Cryptocurrencies are digital representations of valuable and intangible commodities that can be utilised in a variety of applications and networks, including online social networks, online social games, virtual worlds, and peer-to-peer networks. In recent years, the use of virtual currency has extended across a wide range of technologies.
Crypto investing India
The net market value of cryptocurrency is estimated to be around $ 3 trillion, and nearly 10 crore Indians have invested in it, totalling nearly 6 lakh crores. Cryptocurrencies, according to the IMF, are the next step in the evolution of money, while blockchain, according to the World Bank, will usher in a new technological era. Indians have put in 15 crores in cryptocurrency, according to recent data. It’s difficult to overestimate their economic significance in India. Alternatively, you may say no.
The user’s expectations for the future of cryptocurrencies are examined in this article. It also investigates users’ confidence in dealing with bitcoin at a time when the use of such virtual money is not entirely regulated.
Effects of crypto currency on the nation if legalized:
- Relief for underdeveloped countries like India:
India’s largest donation during Covid-19 came in the form of bitcoin; similarly, in the future, many companies will be able to receive money in the form of cryptocurrency, which formerly came in the form of US dollars. Consider what would happen if an investor from another country invested in India. Today, investment is made in US dollars, which raises the question of why are we strengthening the US dollar.
Because the US dollar has become a universal currency, demand for it is increasing, as is its value, allowing the US to benefit from having its currency as the global standard, but at the expense of developing countries like India. However, because crypto is not limited to any one nation, This benefit will not be limited to a single country but will be democratically distributed to a large number of countries.
- Legal tender for cryptocurrency:
Even if the government recognises cryptocurrency as an asset, it is unlikely to accept it as legal cash.
This means you can’t just stroll into a restaurant and expect to be able to pay in bitcoin. Of course, some businesses can and have begun to accept cryptocurrency payments, but this is a decision that they must make on their own and cannot be coerced. This also means you won’t be able to take your bitcoin to a bank and have it turned into rupees. Only a cryptocurrency exchange, where interested buyers and sellers swap cryptocurrencies for rupees, can carry out such a transaction.
- It’s impossible to overlook:
Even in its infancy, India’s crypto industry boasted over 300 enterprises and 60 lakh investors who collectively invested millions of dollars. This is despite the fact that only 2% of the Indian population uses cryptocurrency! It has the potential to transform the Indian economy if policymakers support it.
- Contributes to job creation:
Blockchain technology (and thus cryptocurrency) allows for transactions between unknown and known parties. This is an unique skill set that is already in great demand due to the industry’s newness and growth. All in the name of assisting entrepreneurs.

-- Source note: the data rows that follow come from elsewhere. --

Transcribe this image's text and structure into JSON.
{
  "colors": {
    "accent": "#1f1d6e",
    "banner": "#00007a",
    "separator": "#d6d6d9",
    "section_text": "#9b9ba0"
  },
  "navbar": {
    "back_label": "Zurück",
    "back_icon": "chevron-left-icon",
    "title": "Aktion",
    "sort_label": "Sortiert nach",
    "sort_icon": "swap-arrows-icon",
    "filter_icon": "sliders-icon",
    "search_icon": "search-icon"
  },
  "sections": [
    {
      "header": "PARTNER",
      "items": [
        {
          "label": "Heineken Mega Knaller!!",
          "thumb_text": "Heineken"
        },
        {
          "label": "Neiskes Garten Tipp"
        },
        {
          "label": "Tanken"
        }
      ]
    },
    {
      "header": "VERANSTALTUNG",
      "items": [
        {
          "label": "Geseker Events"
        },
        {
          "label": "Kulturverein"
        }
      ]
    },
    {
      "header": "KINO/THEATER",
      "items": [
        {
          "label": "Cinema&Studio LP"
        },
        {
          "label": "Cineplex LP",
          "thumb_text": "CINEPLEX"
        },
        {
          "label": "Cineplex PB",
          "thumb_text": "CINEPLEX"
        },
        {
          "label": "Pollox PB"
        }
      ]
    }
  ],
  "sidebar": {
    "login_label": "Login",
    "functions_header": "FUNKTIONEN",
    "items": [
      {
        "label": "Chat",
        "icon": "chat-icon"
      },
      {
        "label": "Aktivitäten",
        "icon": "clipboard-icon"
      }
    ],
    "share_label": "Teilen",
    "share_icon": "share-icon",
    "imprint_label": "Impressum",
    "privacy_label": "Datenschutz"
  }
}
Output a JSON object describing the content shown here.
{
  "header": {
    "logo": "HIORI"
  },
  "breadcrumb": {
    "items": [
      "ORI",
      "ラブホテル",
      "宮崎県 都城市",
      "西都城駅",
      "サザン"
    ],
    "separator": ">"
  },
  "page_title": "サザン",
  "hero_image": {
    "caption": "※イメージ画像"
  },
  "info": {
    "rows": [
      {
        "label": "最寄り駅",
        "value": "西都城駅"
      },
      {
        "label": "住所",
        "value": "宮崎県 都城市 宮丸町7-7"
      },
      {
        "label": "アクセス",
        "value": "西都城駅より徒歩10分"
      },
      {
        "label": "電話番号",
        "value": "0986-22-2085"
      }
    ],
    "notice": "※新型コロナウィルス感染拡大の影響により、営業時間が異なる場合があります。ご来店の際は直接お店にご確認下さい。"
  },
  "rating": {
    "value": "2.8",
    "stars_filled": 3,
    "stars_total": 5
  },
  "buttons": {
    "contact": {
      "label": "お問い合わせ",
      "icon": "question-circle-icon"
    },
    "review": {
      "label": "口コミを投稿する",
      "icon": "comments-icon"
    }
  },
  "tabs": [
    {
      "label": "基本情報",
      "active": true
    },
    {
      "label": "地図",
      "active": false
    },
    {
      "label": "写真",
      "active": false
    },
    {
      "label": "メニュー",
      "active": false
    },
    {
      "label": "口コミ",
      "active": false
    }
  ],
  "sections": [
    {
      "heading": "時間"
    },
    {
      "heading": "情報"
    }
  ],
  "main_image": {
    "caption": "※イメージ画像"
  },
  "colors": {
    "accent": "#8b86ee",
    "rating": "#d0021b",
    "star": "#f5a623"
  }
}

- Join forces with the IT sector:
India has a strong and dependable IT infrastructure. The opportunities for collaboration to strengthen the blockchain network here are limitless, resulting in an infusion of foreign capital. Who knows how AI and the Internet of Things (IoT) will converge with blockchain now that they’ve grown out of their infancy? That would be an ideal environment for future tech behemoths.
- Zero reliance on middlemen:
A decentralised system has a number of advantages, including removing the need for middlemen. Minimal corruption and rapid, traceable service delivery are promised by digital transparency. If only the government could help through new legislation and policies, things would be a lot better.
The Reserve Bank of India has issued a strong warning about the use of digital currency for money laundering and terrorism financing. However, it appears to be the way forward as a worldwide phenomenon, and even the Supreme Court appears to agree. Security of data is a problem, but it is not insurmountable. That is evidenced by the increasing graph of investors.